Reputable policy experts, including the Legislative Analyst's Office and the California Budget and Policy Center, agree that single-payer would have the strongest legal footing if voters removed funding roadblocks.
According to a California Senate analysis, taxpayers would have to cough up $200 billion a year to fund a single-payer system in addition to the public money already dedicated to healthcare programs. On the plus side, California residents would no longer pay for insurance premiums, copayments and other medical expenses.
Raising that kind of money would be a tall order — even if Fountain's proposed initiative were approved.
He is undeterred. Fountain's sister, Rikka Fountain, 47, an attorney in Palmdale, speculated that her brother's passion for single-payer could be related to the death of their mother from breast cancer when Dale was a toddler.
"We didn't have any nearby family to help out," Rikka said. Their mother's death showed how health problems can "crop up and cause extreme difficulty for people," she said.
"Dale is very obstinate, and that is the kind of personality that you probably need" to champion the single-payer cause, she added.
Fountain's old friend Pulliam describes Fountain as practical, with a dry sense of humor. "He does things that need to be done, without anybody asking," he said. "It's a very big deal for him to be doing something so public."
Fountain insists his campaign to transform healthcare is not about him, but about the health of California's 39 million residents.
"We do this out of civic duty and wanting to help people," he said.
Fountain apparently is able to afford health coverage for himself. He said he has a job working on computer systems at a tech company that he declines to name and has health insurance through Covered California, the state insurance exchange. He said he pays about the same amount as he would if he purchased coverage through his job.
In true Sacramento fashion, Fountain has already earned himself a political enemy who would seem to be a natural ally: the powerful California Nurses Assn.
The union has made enacting single-payer its signature issue. According to Fountain, the union approached him last year to join efforts to pass the single-payer bill that already had been introduced in the Legislature.
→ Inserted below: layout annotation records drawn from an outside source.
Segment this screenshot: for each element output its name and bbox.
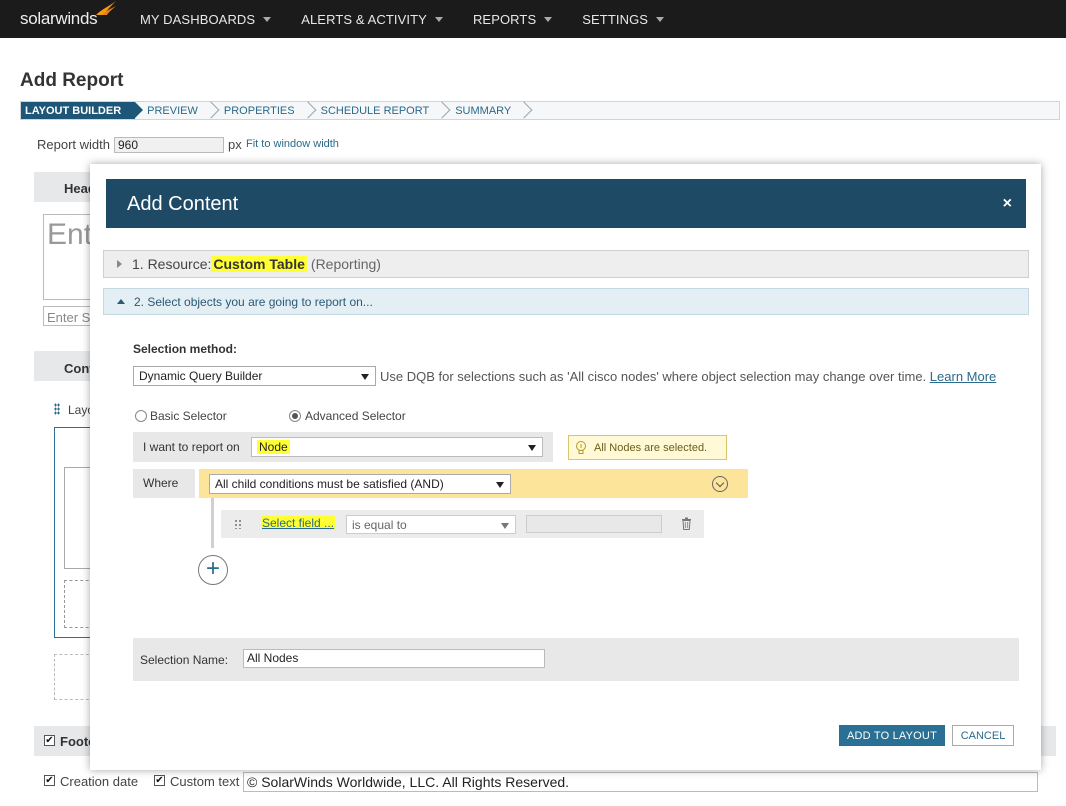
selection-name-label: Selection Name:: [140, 653, 229, 667]
selection-name-input[interactable]: All Nodes: [243, 649, 545, 668]
selection-method-value: Dynamic Query Builder: [139, 369, 263, 383]
wizard-step-summary[interactable]: SUMMARY: [443, 101, 533, 119]
dqb-help-label: Use DQB for selections such as 'All cisc…: [380, 369, 927, 384]
condition-group-select[interactable]: All child conditions must be satisfied (…: [209, 474, 511, 494]
operator-value: is equal to: [352, 517, 407, 532]
flame-icon: [96, 1, 116, 15]
condition-group-bar: All child conditions must be satisfied (…: [199, 469, 748, 498]
condition-value-input[interactable]: [526, 515, 662, 533]
logo-text: solarwinds: [20, 9, 98, 28]
operator-select[interactable]: is equal to: [346, 515, 516, 534]
advanced-selector-label: Advanced Selector: [305, 409, 406, 423]
nav-reports[interactable]: REPORTS: [472, 11, 553, 27]
expand-arrow-icon: [117, 260, 122, 268]
step-label: SUMMARY: [455, 104, 512, 117]
step-label: LAYOUT BUILDER: [25, 104, 122, 117]
selection-hint: All Nodes are selected.: [568, 435, 727, 460]
dialog-header: Add Content ×: [106, 179, 1026, 228]
wizard-step-preview[interactable]: PREVIEW: [135, 101, 220, 119]
custom-text-input[interactable]: © SolarWinds Worldwide, LLC. All Rights …: [243, 772, 1038, 792]
creation-date-label: Creation date: [60, 774, 139, 789]
caret-down-icon: [434, 16, 443, 22]
caret-down-icon: [544, 16, 553, 22]
condition-row: Select field ... is equal to: [221, 510, 704, 538]
nav-label: REPORTS: [472, 11, 537, 27]
caret-down-icon: [656, 16, 665, 22]
cancel-button[interactable]: CANCEL: [952, 725, 1014, 746]
selection-method-label: Selection method:: [133, 342, 238, 356]
wizard-step-layout-builder[interactable]: LAYOUT BUILDER: [21, 102, 144, 119]
section-resource[interactable]: 1. Resource: Custom Table (Reporting): [103, 250, 1029, 278]
report-on-bar: I want to report on Node: [133, 432, 553, 462]
condition-group-value: All child conditions must be satisfied (…: [215, 477, 444, 491]
resource-prefix: 1. Resource:: [132, 256, 212, 272]
selection-method-select[interactable]: Dynamic Query Builder: [133, 366, 376, 386]
nav-settings[interactable]: SETTINGS: [582, 11, 665, 27]
resource-suffix: (Reporting): [310, 256, 381, 272]
dialog-title: Add Content: [127, 193, 239, 215]
top-nav-bar: solarwinds MY DASHBOARDS ALERTS & ACTIVI…: [0, 0, 1066, 38]
learn-more-link[interactable]: Learn More: [930, 369, 996, 384]
step-arrow: [515, 101, 533, 119]
nav-my-dashboards[interactable]: MY DASHBOARDS: [140, 11, 272, 27]
step-label: SCHEDULE REPORT: [320, 104, 430, 117]
subtitle-placeholder: Enter S: [47, 310, 91, 325]
trash-icon[interactable]: [681, 517, 692, 530]
add-to-layout-button[interactable]: ADD TO LAYOUT: [839, 725, 945, 746]
hint-text: All Nodes are selected.: [594, 441, 708, 454]
custom-text-checkbox[interactable]: ✔: [154, 775, 165, 786]
wizard-step-properties[interactable]: PROPERTIES: [212, 101, 317, 119]
solarwinds-logo[interactable]: solarwinds: [20, 1, 120, 29]
advanced-selector-radio[interactable]: [289, 410, 301, 422]
select-field-link[interactable]: Select field ...: [261, 516, 336, 530]
report-width-label: Report width: [37, 137, 110, 152]
footer-checkbox[interactable]: ✔: [44, 735, 55, 746]
tree-connector: [211, 498, 214, 548]
wizard-step-schedule-report[interactable]: SCHEDULE REPORT: [309, 101, 451, 119]
lightbulb-icon: [576, 440, 586, 454]
drag-handle-icon[interactable]: [54, 403, 60, 415]
drag-handle-icon[interactable]: [234, 519, 242, 529]
drop-zone-column[interactable]: [54, 654, 94, 700]
dropdown-arrow-icon: [528, 445, 536, 451]
wizard-steps: LAYOUT BUILDER PREVIEW PROPERTIES SCHEDU…: [20, 101, 1060, 120]
nav-label: MY DASHBOARDS: [140, 11, 256, 27]
step-label: PREVIEW: [147, 104, 198, 117]
report-width-input[interactable]: 960: [114, 137, 224, 153]
custom-text-label: Custom text: [170, 774, 240, 789]
dropdown-arrow-icon: [496, 482, 504, 488]
page-title: Add Report: [20, 70, 124, 91]
resource-name: Custom Table: [211, 256, 307, 272]
caret-down-icon: [263, 16, 272, 22]
basic-selector-radio[interactable]: [135, 410, 147, 422]
basic-selector-label: Basic Selector: [150, 409, 227, 423]
section-select-objects[interactable]: 2. Select objects you are going to repor…: [103, 288, 1029, 315]
report-width-unit: px: [228, 137, 242, 152]
nav-label: ALERTS & ACTIVITY: [301, 11, 427, 27]
title-placeholder: Ent: [47, 218, 93, 251]
where-label: Where: [133, 469, 195, 498]
fit-to-window-link[interactable]: Fit to window width: [246, 138, 339, 150]
dqb-help-text: Use DQB for selections such as 'All cisc…: [380, 369, 996, 384]
creation-date-checkbox[interactable]: ✔: [44, 775, 55, 786]
collapse-arrow-icon: [117, 299, 125, 304]
step-label: PROPERTIES: [223, 104, 295, 117]
section-label: 2. Select objects you are going to repor…: [134, 294, 373, 309]
dropdown-arrow-icon: [361, 374, 369, 380]
report-on-value: Node: [257, 440, 290, 454]
dropdown-arrow-icon: [501, 522, 509, 529]
chevron-down-icon[interactable]: [712, 476, 728, 492]
selection-name-bar: Selection Name: All Nodes: [133, 638, 1019, 681]
report-on-select[interactable]: Node: [251, 437, 543, 457]
report-on-label: I want to report on: [143, 440, 240, 454]
nav-alerts-activity[interactable]: ALERTS & ACTIVITY: [301, 12, 443, 27]
nav-label: SETTINGS: [582, 11, 649, 27]
add-condition-button[interactable]: +: [198, 555, 228, 585]
add-content-dialog: Add Content × 1. Resource: Custom Table …: [90, 164, 1041, 770]
close-icon[interactable]: ×: [1003, 195, 1012, 213]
For a while, he helped run its social media campaign, he said, but stopped in part because of the union's aggressive tactics. The union flatly denies that he worked with them.
"He tried to pimp off our work," said the union's public policy director, Michael Lighty, adding that he's surprised lawmakers have given Fountain the time of day. The nurses say their bill is written in such a way as to bypass funding obstacles.
"It's a waste of time and money," Lighty said of Fountain's effort. "He is literally irrelevant."
Amid challenges from skeptics and sworn enemies, Fountain has acknowledged that his efforts may not be successful this time around. That doesn't faze him.
"If we do fail," he said, "then we have that base already for the next session, and we continue to build."